What holds those plates together is the farm link, and it is not a marketing line tacked onto a hotel menu. Ontario ingredients and produce from the group's farm shape the dips, the vegetable mains, and the seasonal edges of the pasta and seafood, which is why a produce-forward dish like roasted cauliflower with sunflower-seed butter and chimichurri carries as much intent as the protein plates. The Mediterranean framing keeps the cooking light and share-driven rather than heavy or formal. It is a kitchen that has decided the produce matters as much as the catch, and the menu reads accordingly.
Isabelle opened in late 2021 as the lakefront restaurant of The Pearle Hotel, and the setting it inherited is central to how it works. The location put a polished, water-facing dining room in the core of downtown Burlington, a few steps from Lake Ontario, and the operators filled it with a kitchen rather than a concept. The farm that supplies much of the produce belongs to the same hospitality group, which is why the sourcing reads as structural rather than seasonal decoration — the supply chain and the dining room answer to the same people.

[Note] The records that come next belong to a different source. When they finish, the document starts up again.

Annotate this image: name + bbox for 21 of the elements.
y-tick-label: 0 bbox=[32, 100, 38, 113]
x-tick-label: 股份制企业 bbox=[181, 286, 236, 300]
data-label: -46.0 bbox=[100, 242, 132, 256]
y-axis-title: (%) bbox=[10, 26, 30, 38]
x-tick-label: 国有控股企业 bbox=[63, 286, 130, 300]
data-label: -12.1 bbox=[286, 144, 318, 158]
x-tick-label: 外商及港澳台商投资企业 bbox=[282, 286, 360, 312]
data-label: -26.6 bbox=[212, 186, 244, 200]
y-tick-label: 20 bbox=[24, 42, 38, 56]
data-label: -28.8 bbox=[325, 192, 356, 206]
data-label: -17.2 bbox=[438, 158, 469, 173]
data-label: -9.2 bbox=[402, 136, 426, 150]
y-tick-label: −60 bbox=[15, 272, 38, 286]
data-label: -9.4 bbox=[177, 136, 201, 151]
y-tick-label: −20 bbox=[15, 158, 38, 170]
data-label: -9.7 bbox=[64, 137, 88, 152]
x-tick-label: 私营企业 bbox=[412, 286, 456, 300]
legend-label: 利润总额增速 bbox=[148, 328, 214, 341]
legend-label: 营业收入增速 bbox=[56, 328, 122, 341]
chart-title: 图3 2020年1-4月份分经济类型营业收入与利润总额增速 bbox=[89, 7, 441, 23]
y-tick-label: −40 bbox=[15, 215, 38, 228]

The other thing Isabelle does well is give a diner more than one reason to come. A weekday happy hour pulls discounted drinks and fresh-shucked oysters into the late afternoon, an easy lakeside stop before the dinner mood sets in. Sunday brunch turns the waterfront setting into a slower daytime meal, and weekday breakfast service extends the hours further still. Wine and cocktails carry their share of the visit too: the list gives the seafood, the pasta, and the dips something to pair against, and the bar is as much a reason the happy hour works as the discounts are. For locals, that range matters as much as it does for hotel guests — the same Mediterranean kitchen handles a quick early plate, a planned date night, and a long patio dinner without changing register. When the season allows, the patio becomes part of the order rather than a backdrop, and a plate of oysters or a pan-seared sea bream lands differently with Lake Ontario a few feet away.